On Sun, Apr 30, 2000 at 04:46:37AM -0400, Erez Zadok wrote:
> Background: my stacking code for linux is minimal. I only stack on things I
> absolutely have to. By "stack on" I mean that I save a link/pointer to a
> lower-level object in the private data field of an upper-level object. I do
> so for struct file, inode, dentry, etc. But I do NOT stack on pages. Doing
> so would complicate stacking considerably. So far I was able to avoid this
> b/c every function that deals with pages also passes a struct file/dentry to
> it so I can find the correct lower page.
You shouldn't need to "stack on" pages anyway, I wouldn't have thought.
For each page you can reference mapping->host, which should point to the
hosting structure (at the moment always an inode, but this may change).
> The new method, sync_page() is only passed a struct page. So I cannot stack
> on it! If I have to stack on it, I'll have to either
>
> (1) complicate my stacking code considerably by stacking on pages. This is
> impossible for my stackable compression file system, b/c the mapping of
> upper and lower pages is not 1-to-1.
Why can your sync_page implementation not grab the inode from mapping->host
and then call sync_page on the underlying fs' page(s) that hold the data?
> (2) change the kernel so that every instance of sync_page is passed the
> corresponding struct file. This isn't pretty either.

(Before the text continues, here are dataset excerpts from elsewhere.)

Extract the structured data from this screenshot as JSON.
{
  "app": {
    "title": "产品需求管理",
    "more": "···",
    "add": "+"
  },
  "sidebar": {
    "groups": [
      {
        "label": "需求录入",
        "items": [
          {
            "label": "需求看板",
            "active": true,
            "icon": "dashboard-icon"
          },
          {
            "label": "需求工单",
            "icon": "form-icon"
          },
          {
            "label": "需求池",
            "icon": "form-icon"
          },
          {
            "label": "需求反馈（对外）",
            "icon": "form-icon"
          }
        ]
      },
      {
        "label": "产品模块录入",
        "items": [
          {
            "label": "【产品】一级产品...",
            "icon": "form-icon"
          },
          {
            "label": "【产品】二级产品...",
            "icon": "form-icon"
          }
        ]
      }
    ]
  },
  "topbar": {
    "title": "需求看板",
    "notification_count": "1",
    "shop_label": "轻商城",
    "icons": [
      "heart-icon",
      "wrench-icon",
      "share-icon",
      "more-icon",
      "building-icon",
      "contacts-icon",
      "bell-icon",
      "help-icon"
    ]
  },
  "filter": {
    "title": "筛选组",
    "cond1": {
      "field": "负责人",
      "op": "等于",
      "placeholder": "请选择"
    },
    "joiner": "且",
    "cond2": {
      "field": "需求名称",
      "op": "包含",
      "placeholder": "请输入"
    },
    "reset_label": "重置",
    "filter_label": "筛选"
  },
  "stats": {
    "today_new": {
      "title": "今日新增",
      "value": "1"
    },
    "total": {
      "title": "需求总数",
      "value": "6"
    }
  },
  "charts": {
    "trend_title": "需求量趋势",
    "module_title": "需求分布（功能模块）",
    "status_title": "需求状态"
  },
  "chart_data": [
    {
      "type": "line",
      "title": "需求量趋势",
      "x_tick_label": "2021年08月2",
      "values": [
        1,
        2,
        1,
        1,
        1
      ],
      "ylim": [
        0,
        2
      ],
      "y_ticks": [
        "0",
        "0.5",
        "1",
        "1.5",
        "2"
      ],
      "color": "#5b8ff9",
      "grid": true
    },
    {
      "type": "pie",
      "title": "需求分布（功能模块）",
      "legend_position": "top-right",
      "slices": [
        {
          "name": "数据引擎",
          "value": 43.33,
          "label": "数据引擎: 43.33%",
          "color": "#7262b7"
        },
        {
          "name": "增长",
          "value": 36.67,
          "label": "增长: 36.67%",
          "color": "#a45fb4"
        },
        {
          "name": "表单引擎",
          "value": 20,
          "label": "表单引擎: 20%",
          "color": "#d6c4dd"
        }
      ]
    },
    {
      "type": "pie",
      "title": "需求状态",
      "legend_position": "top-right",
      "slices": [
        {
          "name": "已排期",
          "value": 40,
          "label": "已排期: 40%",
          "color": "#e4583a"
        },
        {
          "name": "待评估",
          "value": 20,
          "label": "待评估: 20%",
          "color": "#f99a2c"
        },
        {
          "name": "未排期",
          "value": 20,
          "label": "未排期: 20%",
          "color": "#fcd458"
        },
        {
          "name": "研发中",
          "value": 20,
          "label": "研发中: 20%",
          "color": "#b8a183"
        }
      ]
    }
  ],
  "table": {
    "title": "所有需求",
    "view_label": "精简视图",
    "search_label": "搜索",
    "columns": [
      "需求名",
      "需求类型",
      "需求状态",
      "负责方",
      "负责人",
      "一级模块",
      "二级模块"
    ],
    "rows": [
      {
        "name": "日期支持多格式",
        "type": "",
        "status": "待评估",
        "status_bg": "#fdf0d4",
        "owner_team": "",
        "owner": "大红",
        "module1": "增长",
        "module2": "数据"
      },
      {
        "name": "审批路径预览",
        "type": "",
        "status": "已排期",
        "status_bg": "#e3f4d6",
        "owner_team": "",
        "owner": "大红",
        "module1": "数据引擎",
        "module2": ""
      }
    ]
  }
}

I'd like to the see the address_space methods /lose/ the struct file /
struct dentry pointer, but it may be there are situations which require
it.
> Luckily, sync_page isn't used too much. Only nfs seems to use it at the
> moment. All other file systems which define ->sync_page use
> block_sync_page() which is defined as:
>
> int block_sync_page(struct page *page)
> {
> run_task_queue(&tq_disk);
> return 0;
> }
>
> This is confusing. Why would block_sync_page ignore the page argument and
> call something else. The name "block_sync_page" might be misleading. The
> only thing I can think of is that block_sync_page is a placeholder for for a
> time when it would actually do something with the page.
No, this looks OK to me. sync_page seems to be designed to ensure that any
async I/O on a page is complete. For normal "block-mapped" filesystems (which
is what the block_* helpers in buffer.c are for), pages with "in flight" I/O
will have requests on the appropriate block device's queue. Running tq_disk
should ensure these are completed. If tq_disk is ever split up (I believe Jens
Axboe is working on this), block_sync_page will need to look at
page->mapping->host to determine the device, I assume.
Non block-mapped filesystems (e.g. nfs) will need to do something different.
> Anyway, since sync_page appears to be an optional function, I've tried my
> stacking without defining my own ->sync_page. Preliminary results show it
> seems to work. However, if at any point I'd have to define ->sync_page page
> and have to call the lower file system's ->sync_page, I'd urge a change in
> the prototype of this method that would make it possible for me to stack
> this operation.
>
> Also, I don't understand what's ->sync_page for in the first place. The
> name of the fxn implies it might be something like a commit_write.
I presume it's been added to replace explicit tq_disk runs, which will allow
finer-grained syncing as described above, and also to ensure correctness in
nfs and other similar filesystems.